La langue, porteuse d’inspiration

Publié le 13 juin 2022

Pour célébrer la Journée nationale des peuples autochtones, nous vous présentons Elisapie Isaac, auteure-compositrice-interprète et réalisatrice inuk. Rencontrée lors des Rendez-vous de la Francophonie, en mars dernier, elle nous confie en quoi les différentes langues qu’elle parle l’inspirent et nous présente les auteurs et auteures qui l’ont marquée. Voici un regard sur son univers créatif.

L’apport des langues

Les parents d’Elisapie ont décidé dès son jeune âge qu’elle apprendrait le français. Elle évoque avec tendresse ses enseignantes du primaire, qui lui ont transmis leur passion pour la langue. Elle s’exprime aujourd’hui en français par envie, par amour et par respect pour les gens qu’elle côtoie, puisqu’elle habite maintenant Montréal.
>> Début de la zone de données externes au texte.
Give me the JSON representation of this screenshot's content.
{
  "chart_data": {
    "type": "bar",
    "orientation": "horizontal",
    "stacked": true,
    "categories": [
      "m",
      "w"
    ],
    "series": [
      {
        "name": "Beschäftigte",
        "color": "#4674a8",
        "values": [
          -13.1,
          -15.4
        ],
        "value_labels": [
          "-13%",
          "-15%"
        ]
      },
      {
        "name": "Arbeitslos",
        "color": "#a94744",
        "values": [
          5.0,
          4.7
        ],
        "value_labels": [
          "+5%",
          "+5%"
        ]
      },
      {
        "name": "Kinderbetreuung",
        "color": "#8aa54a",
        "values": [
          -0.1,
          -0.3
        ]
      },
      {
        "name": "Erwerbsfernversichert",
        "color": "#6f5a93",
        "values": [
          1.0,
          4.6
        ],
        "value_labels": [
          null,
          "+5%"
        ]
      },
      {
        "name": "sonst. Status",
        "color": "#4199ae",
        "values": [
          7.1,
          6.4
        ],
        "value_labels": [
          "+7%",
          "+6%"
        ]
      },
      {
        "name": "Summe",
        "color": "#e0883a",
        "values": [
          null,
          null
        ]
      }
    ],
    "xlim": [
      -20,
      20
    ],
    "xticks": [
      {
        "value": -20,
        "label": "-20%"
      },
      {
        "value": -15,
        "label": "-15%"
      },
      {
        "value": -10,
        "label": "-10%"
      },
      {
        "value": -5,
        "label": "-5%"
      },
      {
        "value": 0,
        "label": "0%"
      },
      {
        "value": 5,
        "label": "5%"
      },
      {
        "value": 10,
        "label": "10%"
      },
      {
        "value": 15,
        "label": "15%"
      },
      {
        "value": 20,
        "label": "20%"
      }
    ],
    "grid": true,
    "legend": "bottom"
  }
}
« Je parle français par amour, pour l’ouverture vers l’autre. Pour moi, ça ne s’arrête pas à la langue. La langue amène de l’immensité, de la culture – elle élargit mon univers. J’adore parler français, j’aime les différentes possibilités que cette langue m’offre. Parce que c’est tout ce que je désire faire, m’exprimer. C’est comme si je ne m’exprimerai jamais assez! C’est une envie, un besoin viscéral qui fait partie de ma personnalité. Parler inuktitut, français et anglais me permet de jouer avec les mots. Tout le vocabulaire auquel j’ai accès me permet de mieux m’exprimer. »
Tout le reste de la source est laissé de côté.